Next up on the roster of victims are Don (David James Elliot) and Nancy (Heather Marie Marsden), who bicker and fight. Well, Don doesn’t really do much fighting, he just kind of sits there and takes the abuse most of the time. The couple seem on the verge of divorce as she screams ‘Fuck You!’ at him five times in a row and then hits him whilst he is driving. Surely only an event of life-changing magnitude could ever bring these two alienated lovers back together.
After Don and Nancy are run off the road by one of Carter’s lackey’s, the two are whisked away by Fahey’s Sheriff to the motel and must deal with the inevitable weirdo hotel clerk in order to get their shitty room that has blood smeared on the walls.

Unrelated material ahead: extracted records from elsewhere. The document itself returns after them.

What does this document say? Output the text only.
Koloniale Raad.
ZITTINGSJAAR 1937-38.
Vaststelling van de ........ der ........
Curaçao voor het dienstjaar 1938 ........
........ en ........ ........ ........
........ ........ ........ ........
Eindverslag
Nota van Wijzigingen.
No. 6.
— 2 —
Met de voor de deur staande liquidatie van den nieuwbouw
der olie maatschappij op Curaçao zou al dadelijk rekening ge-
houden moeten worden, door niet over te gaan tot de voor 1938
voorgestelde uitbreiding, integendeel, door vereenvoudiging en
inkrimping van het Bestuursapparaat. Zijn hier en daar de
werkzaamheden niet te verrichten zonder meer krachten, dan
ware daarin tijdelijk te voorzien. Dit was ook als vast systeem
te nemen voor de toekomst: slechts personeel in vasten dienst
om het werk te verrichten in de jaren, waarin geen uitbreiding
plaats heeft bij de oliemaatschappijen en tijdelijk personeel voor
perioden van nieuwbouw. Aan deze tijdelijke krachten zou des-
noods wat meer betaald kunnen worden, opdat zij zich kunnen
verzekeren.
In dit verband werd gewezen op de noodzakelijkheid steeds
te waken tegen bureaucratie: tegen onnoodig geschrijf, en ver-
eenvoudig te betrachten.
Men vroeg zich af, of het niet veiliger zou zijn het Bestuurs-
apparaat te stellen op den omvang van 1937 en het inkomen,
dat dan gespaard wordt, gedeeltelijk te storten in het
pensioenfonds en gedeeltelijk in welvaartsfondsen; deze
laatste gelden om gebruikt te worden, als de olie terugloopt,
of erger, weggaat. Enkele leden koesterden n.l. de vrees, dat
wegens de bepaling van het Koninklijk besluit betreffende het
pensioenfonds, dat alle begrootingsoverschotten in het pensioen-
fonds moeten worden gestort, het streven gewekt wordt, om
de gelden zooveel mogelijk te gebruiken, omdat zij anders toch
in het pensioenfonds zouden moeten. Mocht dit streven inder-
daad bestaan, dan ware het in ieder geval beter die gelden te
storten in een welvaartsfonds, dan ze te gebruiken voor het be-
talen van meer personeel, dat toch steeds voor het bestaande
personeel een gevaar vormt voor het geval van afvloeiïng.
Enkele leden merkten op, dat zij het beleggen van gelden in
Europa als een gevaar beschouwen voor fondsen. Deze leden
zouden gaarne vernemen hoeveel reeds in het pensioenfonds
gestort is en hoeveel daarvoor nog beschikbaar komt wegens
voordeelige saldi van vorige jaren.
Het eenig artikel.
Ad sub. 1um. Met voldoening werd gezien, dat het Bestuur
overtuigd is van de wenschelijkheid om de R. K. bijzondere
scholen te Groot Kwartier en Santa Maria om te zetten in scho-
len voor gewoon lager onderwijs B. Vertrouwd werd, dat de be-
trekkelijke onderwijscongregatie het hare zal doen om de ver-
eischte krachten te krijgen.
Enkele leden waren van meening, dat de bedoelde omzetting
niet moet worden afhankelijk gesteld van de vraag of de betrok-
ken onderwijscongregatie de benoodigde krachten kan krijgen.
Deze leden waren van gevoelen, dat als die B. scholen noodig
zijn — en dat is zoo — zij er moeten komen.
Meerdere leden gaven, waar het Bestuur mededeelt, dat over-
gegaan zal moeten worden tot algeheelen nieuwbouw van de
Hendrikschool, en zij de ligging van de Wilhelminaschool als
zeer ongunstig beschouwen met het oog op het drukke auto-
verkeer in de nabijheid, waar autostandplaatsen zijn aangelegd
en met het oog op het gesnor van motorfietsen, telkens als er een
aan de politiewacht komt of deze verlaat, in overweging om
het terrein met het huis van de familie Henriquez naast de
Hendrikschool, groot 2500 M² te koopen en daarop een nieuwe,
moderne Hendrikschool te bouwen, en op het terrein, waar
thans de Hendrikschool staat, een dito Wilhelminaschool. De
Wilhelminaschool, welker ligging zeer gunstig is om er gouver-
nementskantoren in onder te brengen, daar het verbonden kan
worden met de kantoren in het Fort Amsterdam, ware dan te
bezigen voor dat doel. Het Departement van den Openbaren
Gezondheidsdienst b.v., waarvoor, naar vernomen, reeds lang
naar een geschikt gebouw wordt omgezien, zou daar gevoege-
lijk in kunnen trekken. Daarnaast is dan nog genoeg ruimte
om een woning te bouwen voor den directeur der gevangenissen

At this point, many people might reach the decision to leave immediately and maybe tough the night out in a ditch before dusting themselves off and finding help elsewhere. But no, Don explains away the blood by joking ‘Wow, these truckers must like it rough!’. Indeed.
Oh, and Nancy randomly reminds Don that he was a Marine. Y’know, Just sayin’.
Meanwhile, texts are sent out by Carter to various scumballs who gather at the motel in a dark room to watch the carnage on offer via video feeds planted all around the hotel. The scenes with the watchers are ridiculously over-egged, with the voyeurs shown as sweaty, twitchy caricature sleazebags. These scenes are more humorous than disturbing as the watchers goggle wild eyed at the screen as Don and Nancy fanny around doing nothing much at all.
As the film progresses, this audience of degenerates are seen watching not only the trials of Don and Nancy but also the torture and murder of some Ukrainian prostitutes that Madsen’s Carter has purchased. The director seems to try and want to create a gritty, washed out aesthetic á la Hostel and films scenes of the Ukrainian prostitutes as a writing mass of flesh, and has them twice sprayed with arterial blood after a couple of throat slashings, seemingly thinking that this is disturbing and visceral but instead it’s just kind of shallow and pointless.
There also doesn’t seem to be any underlying moral tone or message regarding the actions of the watchers or those committing the crimes. There is no guiding reason behind the violence and blood other than to attempt to appear ‘edgy’ and modern by embellishing the weak story with voyeuristic elements.
Whilst the Hostel part of the film is unfolding, Don and Nancy are embroiled in their own The Devil’s Rejects / Vacancy plot and run from place to place being pursued by assailants wearing overalls and what appear to be Venetian carnival masks. The masks lead to the murderers looking like a much tamer version of Slipknot and remove any sense of threat that they might pose to the main protagonists. It is around this point that Don seems to remember that he was a Marine for eight years and goes full-scale Rambo on everyone, perhaps revelling in the fact that he can finally express his rage at his crappy marriage and hideous wife.
The film ends with Don, having killed mostly everyone in the motel and leaving Cleveland beaten and broken on the floor, gently guiding Nancy away from the hotel as they start to walk the road to freedom and, perhaps, a brighter future. After the dust has settled, Carter walks to Cleveland and talks with him for a minute before shooting him twice, seemingly just because he can. Carter then walks off into the darkness, free to re-start his unique business somewhere else.
After this ending, there are about four more endings/epilogues that only served to further muddy the waters of the already broken plot and I couldn’t really understand what the hell was going on anymore.